I can feel the pain for those agents around Herne Bay, Ponsonby areas; down grading from a Maserati Ghibli to a lowly used import Mercesdes C200 will hurt their ego badly!
Tim's top selling branch is only selling about 2 per week at the most.
https://www.propertybrokers.co.nz/branches/hastings/view-recent-sales/
But look at all the mouths to feed.
https://www.propertybrokers.co.nz/branches/hastings/agents/elina-vilman…
Tim claims to be the biggest dog in town, so what are the others eating ?
Directly correlates to the price of luxury cars dropping..
Not sure about the prices dropping much at this stage but a noticeable uptick in the number of listings on TM for a particular car I have been watching out for
Good!
There should be a few exceptional agents that earn really good coin.
This living has been far too easy for far too long.
Banks need to be able to demonstrate that "fees" being charged can be linked back to the costs of serving the customer. Have real estate agents ever had to link their commissions back to "costs to serve"? This is an industry that ripe for regulation.
You'd think competition would solve this (low barriers to entry) but oddly vendors don't negotiate hard enough on commissions.
@USKiwi ......have been investing in residential property in the US for the last 10 years and I can't get over why NZ does not have this - a sellers agent and a buyers agent !? For the biggest purchase of your life, you at least want someone totally on your side !
Kiwis are just too complacent and don't want to 'rock the boat', I even find that in the workplace - and this is why the NZ property market got totally out of control ! Nearly all believe the MSM BS and the "family friendly, PC" bank ads ! ..... that's why the term "sheeple" is so fitting !

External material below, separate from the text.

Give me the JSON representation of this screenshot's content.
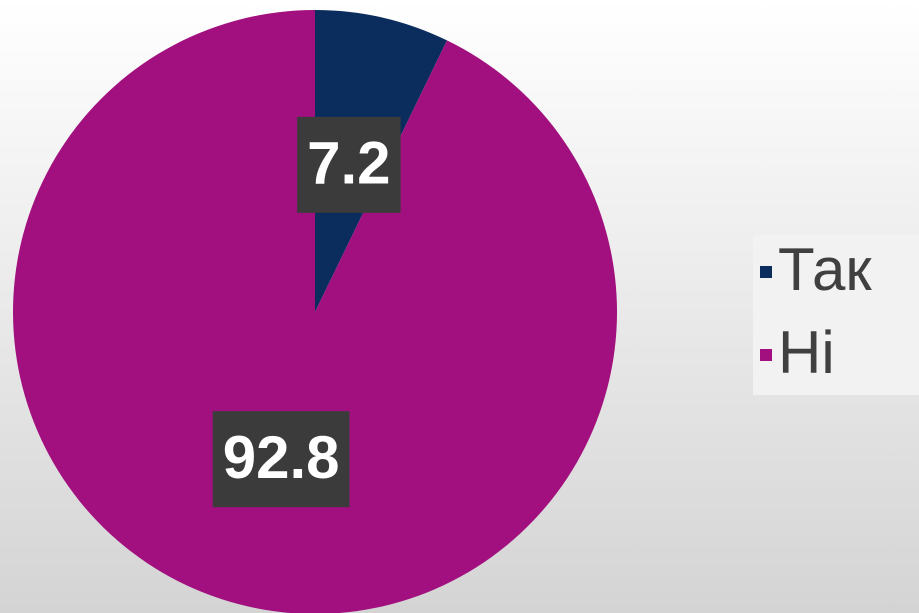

Oh the humanity.... will they be living in their cars soon. Oh....got that wrong. They are one of the reasons people are living in cars.
The decline in total agent commission is understandable. A question, how are NZ agents commissions compared to that of other developed countries especially Australia? Are we paying too much?
nzcitizen,
Well, i can tell you that they are absurdly high compared to the UK. My last sale there in 2010 was on the standard 1%-no extras. My previous sale in 2003 was on the same basis. Auctions were almost unknown in Scotland. Yes, unequivocally we pay too much and I have yet to understand the willingness of most Kiwis to accept this.
Here in Spain commissions are around 5% as they are often shared with a buyer's agent. Still steep though, and with 10% purchase tax and a 20% capital gains tax, and a culture that places little or no value on renovations, flipping houses is not really a good career move.
It's interesting how NZ culture is so obsessed with property as a money making scheme. I find it quite refreshing going to the islands in the South Pacific, when you bury your elders on the property I'm guessing you aren't moving in a hurry.
PSA to those affected: There is no shame in driving a Japanese car. Millions of people around the world do it everyday, and they don't spontaneously combust or suffer social humiliation.
Agents won't be able to buy a house, or at least most.
Good… leaches most of them
Feel no pain for them, commission is a wrought in NZ. Iv sold many times in my life and never engaged one and have saved close to a million $$.